Paula Goodman Fraenkel, M.D.
|Title||Assistant Professor of Medicine|
|Institution||Beth Israel Deaconess Medical Center|
|Address||Beth Israel Deaconess Med Ctr|
Hematology/Oncology, SLD 423B
330 Brookline Ave
Boston MA 02215
Anemia is a common medical problem, particularly in the elderly, which is associated with cognitive impairment, frailty, and increased mortality. Anemia is frequently caused by impaired intestinal iron absorption or by inadequate release of iron from macrophage iron stores. On the other hand, iron overload affects numerous individuals with hereditary hemochromatosis, hemoglobin disorders, and chronic transfusions. The focus of my research is to improve our understanding of the genetic pathways that affect blood development and iron homeostasis and thus cause either anemia and iron overload disorders using zebrafish, mouse, and tissue culture models. To that end, we are identifying small molecules that increase expression of the iron regulatory hormone hepcidin that may lead to new therapies for iron overload disorders. Ongoing collaborations include the following: (1) inflammatory bowel disease models Dr. Efi Kokkotou (Division of Gastroenterology, BIDMC), (2) the effect of vitamin D deficiency on erythropoiesis with Dr. Gary Vanasse (Division of Hematology/Oncology, BWH), and (3) functional toxicology with Dr. Chris Vulpe (UC Berkeley). In addition to research, I teach and precept Harvard undergraduate students, medical students, residents, and fellows, and serve as an Attending Physician on the Hematology/Oncology Consult Service, the Hematologic Malignancy/Bone Marrow Transplant Service, and the Hematology Clinic at Beth Israel Deaconess Medical Center.

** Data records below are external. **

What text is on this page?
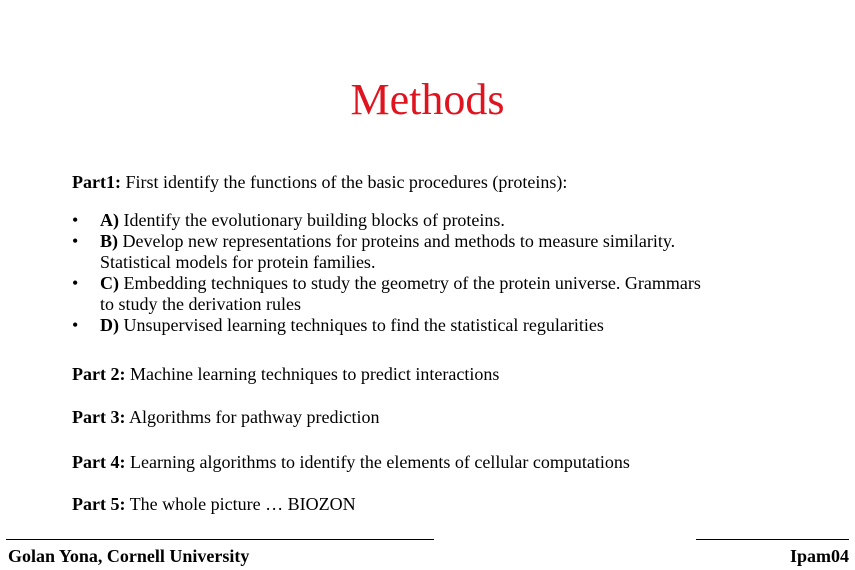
Methods
Part1: First identify the functions of the basic procedures (proteins):
•	A) Identify the evolutionary building blocks of proteins.
•	B) Develop new representations for proteins and methods to measure similarity.
Statistical models for protein families.
•	C) Embedding techniques to study the geometry of the protein universe. Grammars
to study the derivation rules
•	D) Unsupervised learning techniques to find the statistical regularities
Part 2: Machine learning techniques to predict interactions
Part 3: Algorithms for pathway prediction
Part 4: Learning algorithms to identify the elements of cellular computations
Part 5: The whole picture … BIOZON
Golan Yona, Cornell University	Ipam04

Available: 09/10/12, Expires: 09/09/13
Iron overload, as a result of frequent blood transfusion and increased nutritional iron uptake, often causes death and disability in individuals with hereditary forms of anemia. The current therapies are inconvenient and only partially effective. Using high throughput screening, our laboratory is identifying new candidate drugs to prevent iron overload. We are looking for a student who will work with us to test the effects of small molecules on preventing iron overload in mouse models of human diseases.